In January 2025, total construction spending in the U.S. slightly declined by 0.2% from December, reaching a seasonally adjusted annual rate of $2.19 trillion. Despite this monthly drop, spending remains 3.3% higher than in January 2024, with public construction outpacing private sector growth, according to the U.S. Census Bureau, March 3, 2025.
Private construction spending fell 0.2% from December, driven by a 0.4% decline in residential construction, which stood at $932.7 billion. The single-family sector saw a modest 0.6% increase from December but was still down 0.9% year-over-year, while multifamily construction continued its downward trend, falling 0.7% month-over-month and a steep 12% from a year earlier, signaling ongoing challenges in the rental housing market.

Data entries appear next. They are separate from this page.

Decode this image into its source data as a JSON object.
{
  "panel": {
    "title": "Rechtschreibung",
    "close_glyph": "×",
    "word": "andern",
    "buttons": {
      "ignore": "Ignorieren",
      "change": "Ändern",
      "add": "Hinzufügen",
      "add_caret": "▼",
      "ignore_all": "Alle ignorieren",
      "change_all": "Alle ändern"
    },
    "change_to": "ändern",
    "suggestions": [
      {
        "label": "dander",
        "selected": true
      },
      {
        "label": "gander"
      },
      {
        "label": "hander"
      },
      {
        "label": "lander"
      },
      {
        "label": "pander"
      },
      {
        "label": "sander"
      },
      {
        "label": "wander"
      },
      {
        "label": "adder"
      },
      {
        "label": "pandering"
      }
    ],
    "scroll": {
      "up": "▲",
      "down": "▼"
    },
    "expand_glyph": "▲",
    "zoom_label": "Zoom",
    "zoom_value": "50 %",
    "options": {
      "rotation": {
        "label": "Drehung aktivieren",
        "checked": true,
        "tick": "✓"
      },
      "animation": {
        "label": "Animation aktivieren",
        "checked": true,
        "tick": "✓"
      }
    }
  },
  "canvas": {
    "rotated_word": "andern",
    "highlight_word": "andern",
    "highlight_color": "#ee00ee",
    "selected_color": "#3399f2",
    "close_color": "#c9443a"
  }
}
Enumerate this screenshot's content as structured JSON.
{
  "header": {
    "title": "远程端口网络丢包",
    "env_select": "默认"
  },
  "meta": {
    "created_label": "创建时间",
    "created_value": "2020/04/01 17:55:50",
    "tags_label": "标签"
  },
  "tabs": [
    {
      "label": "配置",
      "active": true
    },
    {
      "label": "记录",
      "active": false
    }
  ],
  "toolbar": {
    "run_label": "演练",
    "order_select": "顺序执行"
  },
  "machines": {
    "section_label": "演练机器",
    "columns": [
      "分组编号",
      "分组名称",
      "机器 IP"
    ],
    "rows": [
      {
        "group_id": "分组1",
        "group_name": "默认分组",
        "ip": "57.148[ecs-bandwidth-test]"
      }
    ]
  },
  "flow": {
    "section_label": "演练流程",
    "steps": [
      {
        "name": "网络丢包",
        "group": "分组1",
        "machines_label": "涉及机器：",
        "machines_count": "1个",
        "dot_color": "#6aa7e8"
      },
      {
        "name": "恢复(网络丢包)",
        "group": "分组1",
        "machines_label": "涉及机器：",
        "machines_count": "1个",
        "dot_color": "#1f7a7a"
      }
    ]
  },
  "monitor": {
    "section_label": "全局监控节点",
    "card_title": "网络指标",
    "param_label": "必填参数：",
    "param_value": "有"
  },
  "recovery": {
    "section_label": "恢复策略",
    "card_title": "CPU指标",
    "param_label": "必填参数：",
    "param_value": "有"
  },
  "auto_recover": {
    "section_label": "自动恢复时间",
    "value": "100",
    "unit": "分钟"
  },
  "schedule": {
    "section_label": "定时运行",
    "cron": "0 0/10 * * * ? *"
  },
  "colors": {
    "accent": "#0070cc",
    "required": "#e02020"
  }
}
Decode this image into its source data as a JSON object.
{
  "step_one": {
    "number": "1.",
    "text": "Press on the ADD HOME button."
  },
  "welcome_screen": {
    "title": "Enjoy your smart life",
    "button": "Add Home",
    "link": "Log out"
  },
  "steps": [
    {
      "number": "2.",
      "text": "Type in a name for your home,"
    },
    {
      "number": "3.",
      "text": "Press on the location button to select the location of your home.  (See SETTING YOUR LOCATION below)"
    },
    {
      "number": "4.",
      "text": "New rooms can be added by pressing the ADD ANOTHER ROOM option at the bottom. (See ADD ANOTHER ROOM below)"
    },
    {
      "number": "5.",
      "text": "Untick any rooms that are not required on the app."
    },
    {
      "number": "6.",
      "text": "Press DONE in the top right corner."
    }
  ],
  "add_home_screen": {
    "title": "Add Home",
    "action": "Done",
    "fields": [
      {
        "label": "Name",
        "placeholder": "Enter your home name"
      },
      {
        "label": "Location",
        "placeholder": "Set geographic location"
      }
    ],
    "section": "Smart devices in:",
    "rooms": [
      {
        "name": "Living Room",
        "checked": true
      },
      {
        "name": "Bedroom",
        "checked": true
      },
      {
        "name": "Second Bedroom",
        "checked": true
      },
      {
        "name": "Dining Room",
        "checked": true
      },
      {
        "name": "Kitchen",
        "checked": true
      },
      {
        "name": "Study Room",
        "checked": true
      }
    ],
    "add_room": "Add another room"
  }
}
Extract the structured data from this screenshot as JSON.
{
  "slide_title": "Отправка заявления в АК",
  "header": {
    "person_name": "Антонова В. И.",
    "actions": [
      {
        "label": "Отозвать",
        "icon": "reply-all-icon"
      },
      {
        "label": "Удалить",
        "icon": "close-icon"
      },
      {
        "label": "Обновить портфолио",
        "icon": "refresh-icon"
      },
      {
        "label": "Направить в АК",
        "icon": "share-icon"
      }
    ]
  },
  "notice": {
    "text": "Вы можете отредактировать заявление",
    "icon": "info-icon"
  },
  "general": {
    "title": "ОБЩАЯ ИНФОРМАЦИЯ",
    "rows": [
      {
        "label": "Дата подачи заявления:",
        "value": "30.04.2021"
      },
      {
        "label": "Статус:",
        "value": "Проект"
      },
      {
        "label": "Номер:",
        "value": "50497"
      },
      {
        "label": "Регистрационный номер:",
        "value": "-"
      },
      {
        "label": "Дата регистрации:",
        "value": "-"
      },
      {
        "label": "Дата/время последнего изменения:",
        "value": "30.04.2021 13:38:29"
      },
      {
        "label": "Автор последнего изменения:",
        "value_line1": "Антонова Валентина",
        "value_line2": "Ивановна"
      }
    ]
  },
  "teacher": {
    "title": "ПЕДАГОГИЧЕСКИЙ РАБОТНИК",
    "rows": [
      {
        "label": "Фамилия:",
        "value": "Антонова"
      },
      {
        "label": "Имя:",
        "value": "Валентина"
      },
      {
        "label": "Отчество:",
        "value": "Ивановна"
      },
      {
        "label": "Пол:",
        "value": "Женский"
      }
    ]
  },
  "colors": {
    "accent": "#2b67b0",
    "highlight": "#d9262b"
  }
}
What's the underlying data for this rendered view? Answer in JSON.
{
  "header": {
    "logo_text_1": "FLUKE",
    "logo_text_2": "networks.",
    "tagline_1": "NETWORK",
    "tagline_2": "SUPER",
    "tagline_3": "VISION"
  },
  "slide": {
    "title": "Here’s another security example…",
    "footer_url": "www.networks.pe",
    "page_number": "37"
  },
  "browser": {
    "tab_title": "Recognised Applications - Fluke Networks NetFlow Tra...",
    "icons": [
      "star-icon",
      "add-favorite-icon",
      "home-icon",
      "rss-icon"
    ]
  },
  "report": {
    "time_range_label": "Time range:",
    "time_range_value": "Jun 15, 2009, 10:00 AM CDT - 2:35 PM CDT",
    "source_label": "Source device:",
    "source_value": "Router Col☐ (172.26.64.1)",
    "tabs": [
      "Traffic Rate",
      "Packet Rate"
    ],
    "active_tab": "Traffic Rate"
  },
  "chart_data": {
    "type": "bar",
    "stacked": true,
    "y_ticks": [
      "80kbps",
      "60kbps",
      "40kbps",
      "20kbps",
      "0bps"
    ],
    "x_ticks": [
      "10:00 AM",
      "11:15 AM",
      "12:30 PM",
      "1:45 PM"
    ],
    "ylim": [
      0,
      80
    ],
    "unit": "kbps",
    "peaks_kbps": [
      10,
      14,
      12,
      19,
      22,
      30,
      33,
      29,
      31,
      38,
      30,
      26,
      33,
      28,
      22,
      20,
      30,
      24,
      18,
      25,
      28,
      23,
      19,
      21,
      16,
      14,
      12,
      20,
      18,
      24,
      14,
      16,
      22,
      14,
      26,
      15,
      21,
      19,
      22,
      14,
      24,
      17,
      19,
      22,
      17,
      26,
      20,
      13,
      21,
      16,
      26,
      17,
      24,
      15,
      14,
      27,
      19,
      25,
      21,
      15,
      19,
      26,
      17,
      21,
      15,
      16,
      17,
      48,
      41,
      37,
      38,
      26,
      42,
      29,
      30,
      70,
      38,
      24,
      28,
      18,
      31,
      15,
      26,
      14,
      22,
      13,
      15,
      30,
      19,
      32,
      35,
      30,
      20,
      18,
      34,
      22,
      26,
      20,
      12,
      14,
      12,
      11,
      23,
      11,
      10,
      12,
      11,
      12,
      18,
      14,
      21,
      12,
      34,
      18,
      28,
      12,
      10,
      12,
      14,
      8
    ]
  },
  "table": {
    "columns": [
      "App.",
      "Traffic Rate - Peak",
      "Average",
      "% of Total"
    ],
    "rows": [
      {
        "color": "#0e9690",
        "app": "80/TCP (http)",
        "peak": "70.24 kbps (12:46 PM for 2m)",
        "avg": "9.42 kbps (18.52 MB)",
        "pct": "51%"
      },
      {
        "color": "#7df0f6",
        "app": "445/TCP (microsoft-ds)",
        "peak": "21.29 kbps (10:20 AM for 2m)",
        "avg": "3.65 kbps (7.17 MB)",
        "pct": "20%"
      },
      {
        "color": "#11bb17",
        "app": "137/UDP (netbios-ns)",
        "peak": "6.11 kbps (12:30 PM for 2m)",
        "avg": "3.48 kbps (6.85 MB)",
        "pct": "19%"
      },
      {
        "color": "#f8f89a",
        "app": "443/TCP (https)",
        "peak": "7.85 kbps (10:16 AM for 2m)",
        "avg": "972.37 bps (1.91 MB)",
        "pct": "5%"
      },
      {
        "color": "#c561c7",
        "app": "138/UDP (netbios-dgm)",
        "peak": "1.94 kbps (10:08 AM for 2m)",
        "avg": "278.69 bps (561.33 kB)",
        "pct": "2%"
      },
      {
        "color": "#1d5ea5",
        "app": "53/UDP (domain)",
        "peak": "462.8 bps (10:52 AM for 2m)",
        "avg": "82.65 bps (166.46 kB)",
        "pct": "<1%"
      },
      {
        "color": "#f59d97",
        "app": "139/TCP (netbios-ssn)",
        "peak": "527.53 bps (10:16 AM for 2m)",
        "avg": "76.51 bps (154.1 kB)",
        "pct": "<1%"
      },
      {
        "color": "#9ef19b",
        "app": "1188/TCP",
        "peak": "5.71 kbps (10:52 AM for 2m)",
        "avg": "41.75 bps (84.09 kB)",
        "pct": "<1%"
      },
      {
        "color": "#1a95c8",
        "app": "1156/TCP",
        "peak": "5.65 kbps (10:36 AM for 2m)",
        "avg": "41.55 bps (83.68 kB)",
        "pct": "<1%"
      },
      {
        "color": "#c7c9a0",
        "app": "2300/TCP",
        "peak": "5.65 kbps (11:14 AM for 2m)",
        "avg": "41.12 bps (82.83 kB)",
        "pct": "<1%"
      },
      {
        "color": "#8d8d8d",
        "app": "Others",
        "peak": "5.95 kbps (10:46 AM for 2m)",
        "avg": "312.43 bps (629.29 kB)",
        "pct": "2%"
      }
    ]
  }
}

Public construction, in contrast, edged up 0.1% from December and surged 5.9% compared to January 2024. Transportation spending rose 7.1% year-over-year, while water supply projects saw a notable 15.9% annual increase. Highway construction also ticked up 0.6% from December but remains 2.1% below January 2024 levels.
The decline in residential spending aligns with the cooling housing market, likely impacted by elevated mortgage rates and affordability challenges. Multifamily's continued contraction suggests declining developer confidence, possibly due to rising financing costs and slowing rent growth, while the strength in public sector spending reflects ongoing infrastructure investments, particularly in water and transportation projects.